I thought this was an interesting paper as it argues that while some type of non-locality is likely a necessary feature of QM, it might not necessitate action-at-a-distance (even within an ontological interpretation). The basic argument appears to rest on a some distinction between locality versus local causality:

Thanks for the post! This is an automated courtesy bump. Sorry you aren't generating responses at the moment. Do you have any further information, come to any new conclusions or is it possible to reword the post?

I'm not sure about the validity of Myrvold's argument. He holds that the setting parameters are variables that can be the target of an intervention so they can therefore change the probabilities of events at a distance implying a clear case of action-at-a-distance; however, this isn't the case with outcome variables:

So Myrvold holds that while PI (Parameter Independence) necessitates local causality, this isn't the case with OI (Outcome Independence). With outcome variables there's no causal link between outcome variables, as neither variable can be the target of an intervention as is the case with setting parameters. This leads Myrvold to conclude that violation of OI does not necessarily imply action-at-a-distance (i.e. violation of local causality) although it implies some type of non-locality. If I'm understanding Myrvold, he appears to be arguing that violating OI is compatible with local causality in a way that violating PI is not. He and Norsen have been debating this issue on the response section of his paper.

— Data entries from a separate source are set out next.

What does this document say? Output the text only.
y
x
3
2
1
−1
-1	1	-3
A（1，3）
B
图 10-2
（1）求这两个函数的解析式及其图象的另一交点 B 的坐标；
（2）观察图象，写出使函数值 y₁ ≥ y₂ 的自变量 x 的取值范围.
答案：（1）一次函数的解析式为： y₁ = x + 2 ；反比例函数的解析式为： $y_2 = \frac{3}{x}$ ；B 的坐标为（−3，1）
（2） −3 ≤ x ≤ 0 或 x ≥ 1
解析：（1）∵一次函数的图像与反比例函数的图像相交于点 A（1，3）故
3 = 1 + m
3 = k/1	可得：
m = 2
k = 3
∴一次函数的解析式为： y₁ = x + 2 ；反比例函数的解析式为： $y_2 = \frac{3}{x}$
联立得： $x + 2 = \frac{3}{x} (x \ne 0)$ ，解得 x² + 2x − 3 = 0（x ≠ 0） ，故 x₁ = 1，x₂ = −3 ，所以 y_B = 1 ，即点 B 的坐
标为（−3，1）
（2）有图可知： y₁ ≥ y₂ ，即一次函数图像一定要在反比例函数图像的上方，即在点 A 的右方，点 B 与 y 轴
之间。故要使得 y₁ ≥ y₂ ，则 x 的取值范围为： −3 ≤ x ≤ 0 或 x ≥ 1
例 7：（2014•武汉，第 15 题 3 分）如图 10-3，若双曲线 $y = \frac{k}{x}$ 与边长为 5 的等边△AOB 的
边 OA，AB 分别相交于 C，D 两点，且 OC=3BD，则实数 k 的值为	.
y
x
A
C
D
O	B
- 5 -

This is an interesting argument. I think parameter independence can be assumed with proper randomization and lack of conspiracy. However outcome independence can be violated in two ways:

1. If the inequalities use independent outcomes but for some reason the experiments generate outcomes that are not independent.
2. If the inequalities use outcomes which are not independent but the outcomes in the experiments are independent.

Only (1) implies violation of local causality. (2) would requires a re-evaluation whether the terms in the inequality actually do have the same degrees of freedom as in the experiment.

On page 3 of the paper they state that for any value for a factor Z the probability of Y depends on X
and that the realization of Y occurs at a later time than setting of X.
I equate factor Z as a a hidden variable in a casual stochastic hidden variable ( outcome independent ) theory that can account for inequality violations.
In relation to #1. above the analogy for the Z value is equivalent to a spatial/temporal setting for events that are independent .But when taken together their combined effect exhibit a wave like pattern faster than c where there is no propagation of information

So this non locality is local relativistic casual : that no object or signal can travel faster than light.
But it does not rule out an information free superluminal effect.
Can this type of effect, local relativistic casual , allow for the outcome of one system to depend on the measurement of the other and violate the inequality ? While still maintaining locality assumption based on past variable λ , p(ab|xy,λ) = p(a|x,λ)(p|b,yλ) In summery can this inequality
(AB) + (AB') + (A'B) - (A'B') ≤ 2 A,A' BB' = ± 1 with above locality assumption be violated with local relativistic causality ?

What I don't understand is that even if there is no possibility of superluminal signalling ((involving violation of joint assumptions of locality and causality), how can superluminal information transfer (supposedly involving just violation of locality) still be compatible with special relativity? Doesn't the possibility of superluminal information transfer (even if "hidden" or not involving an "agent" or some type of information transfer when nature is left to herself) at least, within any ontological interpretation, necessarily compromise special relativity?